Время от времени в Зальцбург приезжали с визитами члены августейшей семьи. Помню кронпринца Рудольфа Австрийского и его невесту, принцессу Стефанию Бельгийскую, которые приехали навестить эрцгерцога Франца-Карла. Их сопровождали Леопольд, король Бельгии, и принцесса Клементина. В то время Клементина была маленькой девочкой; помню, меня восхитило ее красиво вышитое платье, повязанное розовым кушаком, и длинные темно-русые волосы, которые ниспадали ей на плечи. Для Зальцбурга то был довольно торжественный визит, и в замке царило большое волнение, а вечером устроили салют.

Кроме того, я видела королеву Португалии Амелию, когда она проезжала через Зальцбург вместе со своей матерью, графиней Парижской. Я восхищалась ею от всего своего юного сердца, потому что она показалась мне очень милой и очаровательной; в своем сшитом на заказ дорожном костюме она выглядела настоящей красавицей.

Посещал Зальцбург и персидский шах, и он произвел на меня огромное впечатление, когда верхом скакал по улицам на белом коне с гривой, выкрашенной в красный цвет, а слуга держал над ним большой зонтик. Персы оказались весьма нечистоплотны в своих привычках. Они резали животных и жарили их целиком на мозаичном мраморном полу; все очень радовались, когда визит окончился.

В одиннадцатилетнем возрасте я ездила в Вену с довольно прозаической целью «заботы о зубах». Никогда не забуду своего первого впечатления от столицы Австрии. Она меня совершенно захватила! В Зальцбурге время словно остановилось, а в Вене я впервые увидела трамваи и электрическое освещение. Во время моего пребывания там состоялось торжественное событие: открытие памятника моему кумиру, Марии-Терезии. По такому случаю собрались почти все Габсбурги. Событие произвело на меня огромное впечатление; я подробно описала его в послании брату Леопольду. Мы часто ездили в Хофбург, где однажды я мельком увидела императрицу Елизавету[16]16
  Елизавета Баварская, императрица Австрии (1837–1898), супруга императора Франца-Иосифа I, известная под уменьшительно-ласкательным именем Сисси, которым ее называли родные и друзья.


[Закрыть]
. Она плавно шла по коридору и напоминала красивое привидение.

Она всегда странно привлекала меня; возможно, нас сближало своего рода сходство между ее прошлыми и моими будущими несчастьями.

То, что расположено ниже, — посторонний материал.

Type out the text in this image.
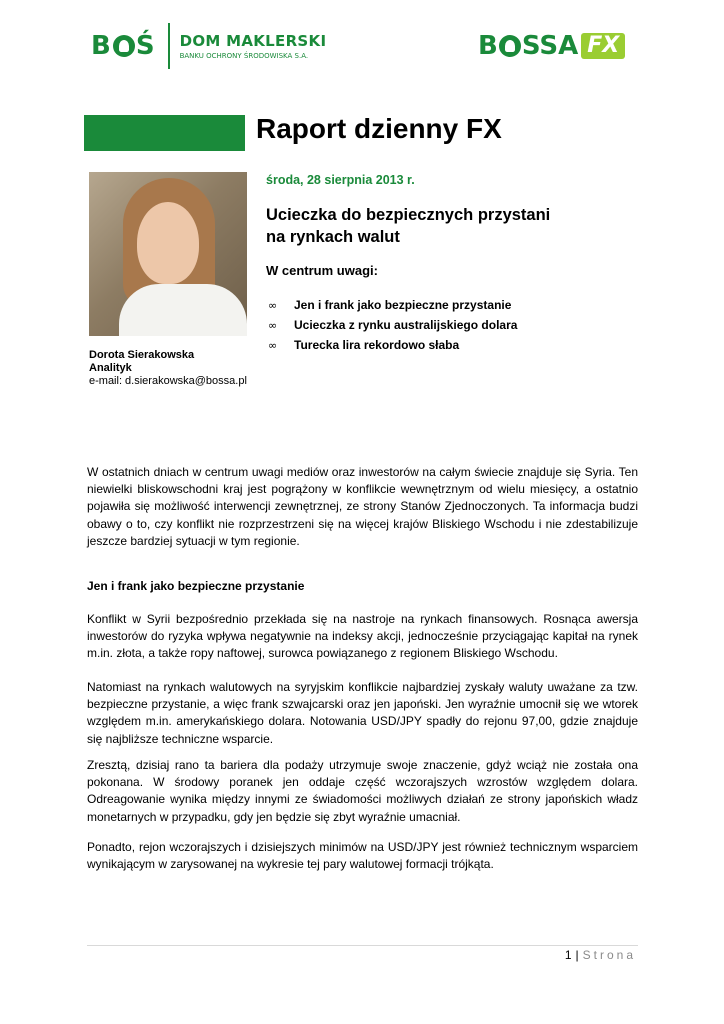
B Ś DOM MAKLERSKI
BANKU OCHRONY ŚRODOWISKA S.A.	B SSA FX
Raport dzienny FX
Dorota Sierakowska
Analityk
e-mail: d.sierakowska@bossa.pl
środa, 28 sierpnia 2013 r.
Ucieczka do bezpiecznych przystani
na rynkach walut
W centrum uwagi:
∞	Jen i frank jako bezpieczne przystanie
∞	Ucieczka z rynku australijskiego dolara
∞	Turecka lira rekordowo słaba

W ostatnich dniach w centrum uwagi mediów oraz inwestorów na całym świecie znajduje się Syria. Ten niewielki bliskowschodni kraj jest pogrążony w konflikcie wewnętrznym od wielu miesięcy, a ostatnio pojawiła się możliwość interwencji zewnętrznej, ze strony Stanów Zjednoczonych. Ta informacja budzi obawy o to, czy konflikt nie rozprzestrzeni się na więcej krajów Bliskiego Wschodu i nie zdestabilizuje jeszcze bardziej sytuacji w tym regionie.

Jen i frank jako bezpieczne przystanie

Konflikt w Syrii bezpośrednio przekłada się na nastroje na rynkach finansowych. Rosnąca awersja inwestorów do ryzyka wpływa negatywnie na indeksy akcji, jednocześnie przyciągając kapitał na rynek m.in. złota, a także ropy naftowej, surowca powiązanego z regionem Bliskiego Wschodu.

Natomiast na rynkach walutowych na syryjskim konflikcie najbardziej zyskały waluty uważane za tzw. bezpieczne przystanie, a więc frank szwajcarski oraz jen japoński. Jen wyraźnie umocnił się we wtorek względem m.in. amerykańskiego dolara. Notowania USD/JPY spadły do rejonu 97,00, gdzie znajduje się najbliższe techniczne wsparcie.

Zresztą, dzisiaj rano ta bariera dla podaży utrzymuje swoje znaczenie, gdyż wciąż nie została ona pokonana. W środowy poranek jen oddaje część wczorajszych wzrostów względem dolara. Odreagowanie wynika między innymi ze świadomości możliwych działań ze strony japońskich władz monetarnych w przypadku, gdy jen będzie się zbyt wyraźnie umacniał.

Ponadto, rejon wczorajszych i dzisiejszych minimów na USD/JPY jest również technicznym wsparciem wynikającym w zarysowanej na wykresie tej pary walutowej formacji trójkąta.

1 | Strona
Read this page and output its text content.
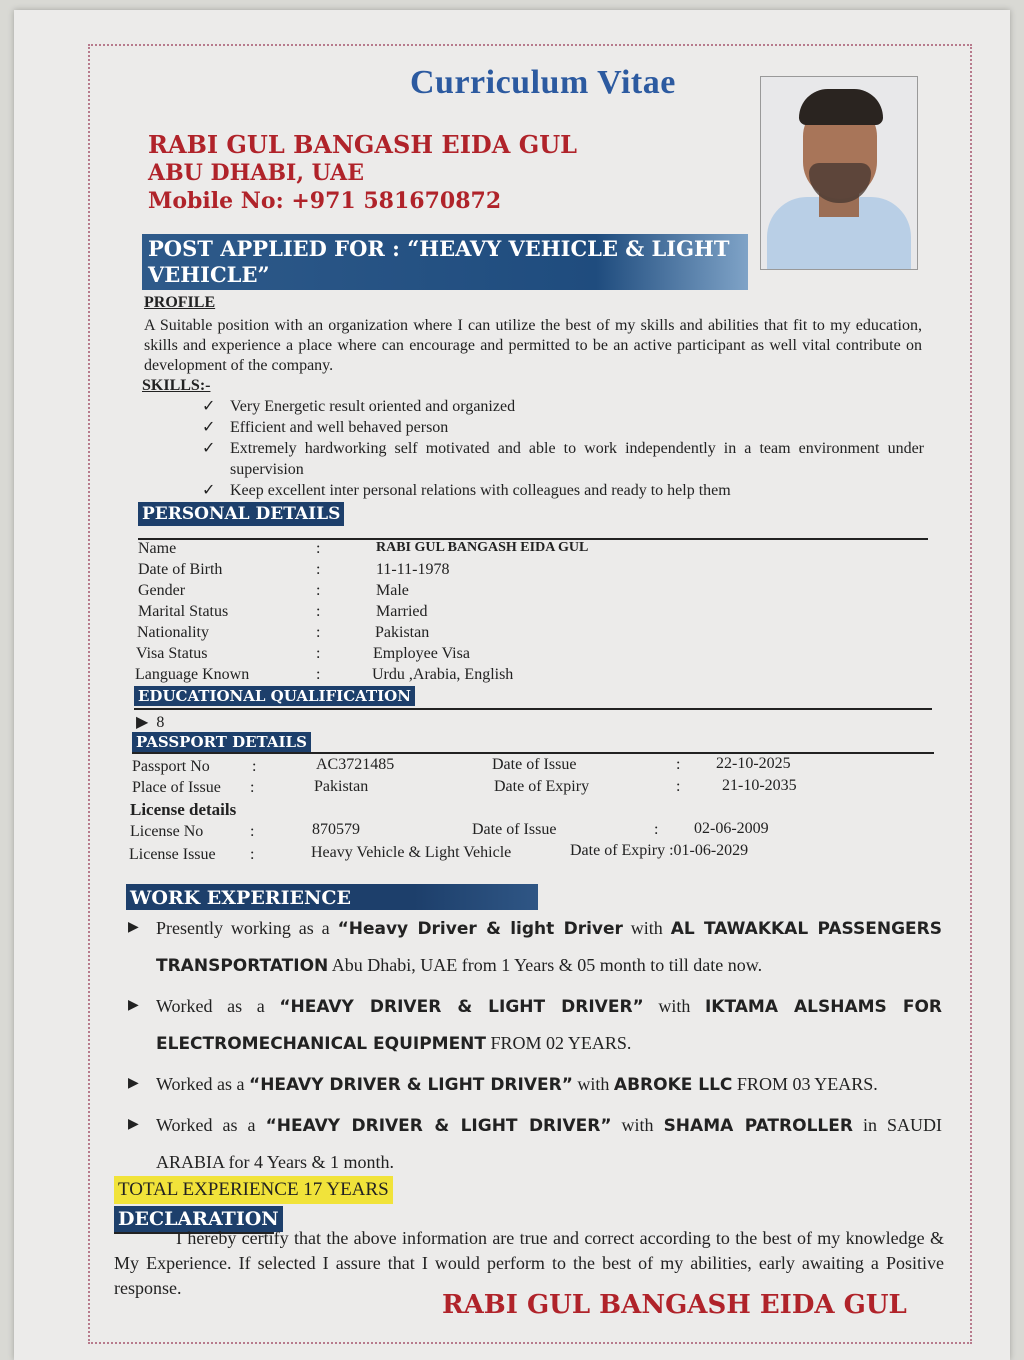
Curriculum Vitae
RABI GUL BANGASH EIDA GUL
ABU DHABI, UAE
Mobile No: +971 581670872
POST APPLIED FOR : “HEAVY VEHICLE & LIGHT VEHICLE”
PROFILE
A Suitable position with an organization where I can utilize the best of my skills and abilities that fit to my education, skills and experience a place where can encourage and permitted to be an active participant as well vital contribute on development of the company.
SKILLS:-
✓ Very Energetic result oriented and organized
✓ Efficient and well behaved person
✓ Extremely hardworking self motivated and able to work independently in a team environment under supervision
✓ Keep excellent inter personal relations with colleagues and ready to help them
PERSONAL DETAILS
Name	:	RABI GUL BANGASH EIDA GUL
Date of Birth	:	11-11-1978
Gender	:	Male
Marital Status	:	Married
Nationality	:	Pakistan
Visa Status	:	Employee Visa
Language Known	:	Urdu ,Arabia, English
EDUCATIONAL QUALIFICATION
▶ 8
PASSPORT DETAILS
Passport No	:	AC3721485	Date of Issue	: 22-10-2025
Place of Issue :	Pakistan	Date of Expiry	:	21-10-2035
License details
License No	:	870579	Date of Issue	: 02-06-2009
License Issue :	Heavy Vehicle & Light Vehicle	Date of Expiry :01-06-2029
WORK EXPERIENCE
▶ Presently working as a “Heavy Driver & light Driver with AL TAWAKKAL PASSENGERS TRANSPORTATION Abu Dhabi, UAE from 1 Years & 05 month to till date now.
▶ Worked as a “HEAVY DRIVER & LIGHT DRIVER” with IKTAMA ALSHAMS FOR ELECTROMECHANICAL EQUIPMENT FROM 02 YEARS.
▶ Worked as a “HEAVY DRIVER & LIGHT DRIVER” with ABROKE LLC FROM 03 YEARS.
▶ Worked as a “HEAVY DRIVER & LIGHT DRIVER” with SHAMA PATROLLER in SAUDI ARABIA for 4 Years & 1 month.
TOTAL EXPERIENCE 17 YEARS
DECLARATION
I hereby certify that the above information are true and correct according to the best of my knowledge & My Experience. If selected I assure that I would perform to the best of my abilities, early awaiting a Positive response.
RABI GUL BANGASH EIDA GUL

Императрица была очень красивой женщиной, а ее волосы казались мне образцом изысканности. Когда они не были уложены в прическу, просто окутывали ее. Императрицу причесывала специально отобранная служанка. Прическу делали довольно необычно. Ковер в гардеробной покрывали белыми льняными простынями; императрица садилась на низкую скамеечку посреди комнаты. Служанка, одетая во все белое, расчесывала и укладывала роскошные пряди и заплетала их в сложные косы. Самое же любопытное начиналось потом. Служанка должна была собрать и сосчитать все волоски, которые оставались на щетке и расческе; после тщательно обыскивали ее платье и ковер – не выпали ли еще волосы. Затем количество сообщали императрице, которая бывала крайне недовольна, если считала, что потеряла во время «укладки» слишком много волос, и служанке впоследствии предстояло пережить mauvais quart d’heure[17]17
  Тяжелые четверть часа (фр.).


[Закрыть]
.

У императрицы было много причуд; почти все они становились известны широкой публике. Рассказывают, что однажды, остановившись в Линце, она затеяла довольно изнурительную эскападу. Она имела обыкновение брать с собой «греческого чтеца» на прогулки в красивый лес и парк, окружавший замок, но редко выходила за его пределы. Однажды вечером она отважилась пойти дальше, но, поскольку на нее напал приступ молчаливости, чтец вынужден был тоже молчать, и целых восемь часов императрица бродила вокруг Вены, погруженная в печальные и мрачные мысли; она пришла в себя, лишь когда забрезжил рассвет и она обнаружила, что оказалась за пределами своих владений в обществе крайне терпеливого чтеца, который стер ноги в кровь.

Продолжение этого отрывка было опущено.